Because specific laws and regulations impose liability and monetary penalties for the unauthorized disclosure of patient information regarding HIV status, alcohol or drug treatment and psychiatric treatment, without specific written authorization from the patient, a release form for this information must explicitly authorize its release.

It is strongly recommended that you notify the Office of Legal Affairs of any record request by an attorney or dissatisfied patient so that individual consultation and advice regarding the request can be provided.


Question:
What do I do if I disagree with a note that someone wrote in the chart?

Answer:
It is not uncommon for members of the health care team to disagree occasionally among themselves or with a consultant's recommendations.
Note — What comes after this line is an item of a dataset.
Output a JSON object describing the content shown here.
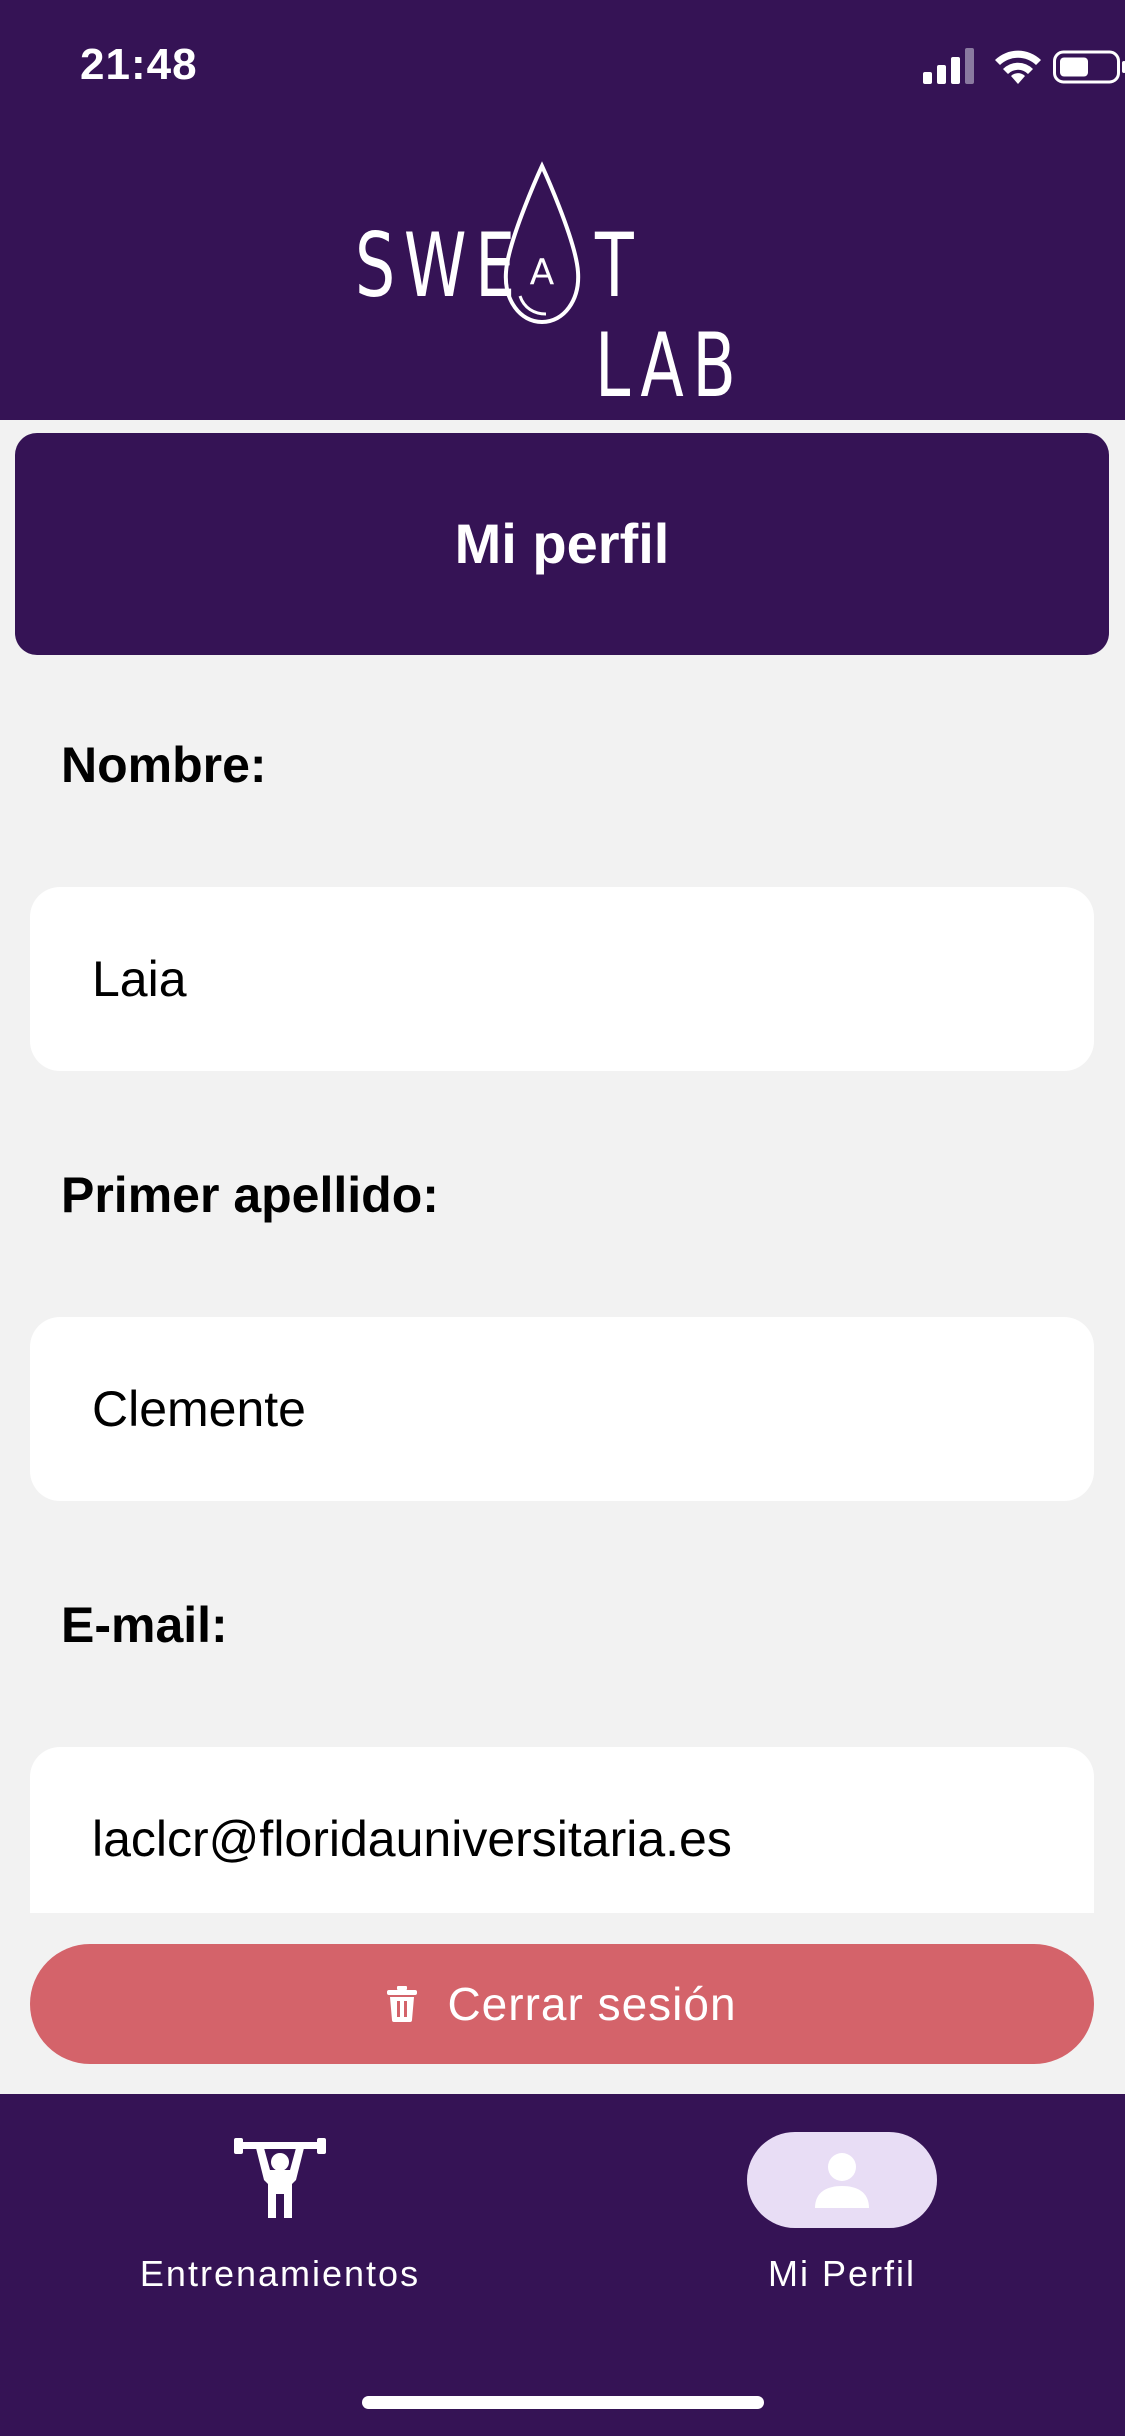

Usually, these disagreements can be resolved by discussing them at case conferences and do not need to be documented in the record. However, when a health care provider believes the patient's care is affected, the disagreement should be discreetly, factually and objectively documented, always expressing a tone of concern for the patient's well-being, rather than hostility among the members of the team.

Example:
Dr. Doe's recommendation that the patient be started on Streptomycin is noted. Due to the patient's prior history of being sensitive to this medication, the patient will be continued on his current antibiotic regimen and will be followed with daily blood cultures.


Question:
How long must I retain a medical record on a patient whom I have not seen in sometime?

Answer:
In Connecticut, a hospital must retain a patient record for at least 25 years. Licensed health care providers must retain office records for 7 years from the date of last treatment or 3 years from the death of the patient.


Question:
Who owns the medical record?

Answer:
The health care provider or facility that created the records owns the original. A patient is entitled to a copy of the record but not the original.


Question:
What do I do if a patient demands to see his or her record while he or she is hospitalized, before it is complete, or in the office?

Answer:
Generally the patient has the right to a copy of the hospital record after the patient is discharged and after it is completed (e.g., operative notes and discharge summary dictated and signed). However, there may be times when, to defuse a situation, you may decide to let the patient read the original. When this occurs, a staff member must be present to maintain the integrity of the record, prevent the patient from adding comments or crossing out notes, and possibly to answer questions about the notes.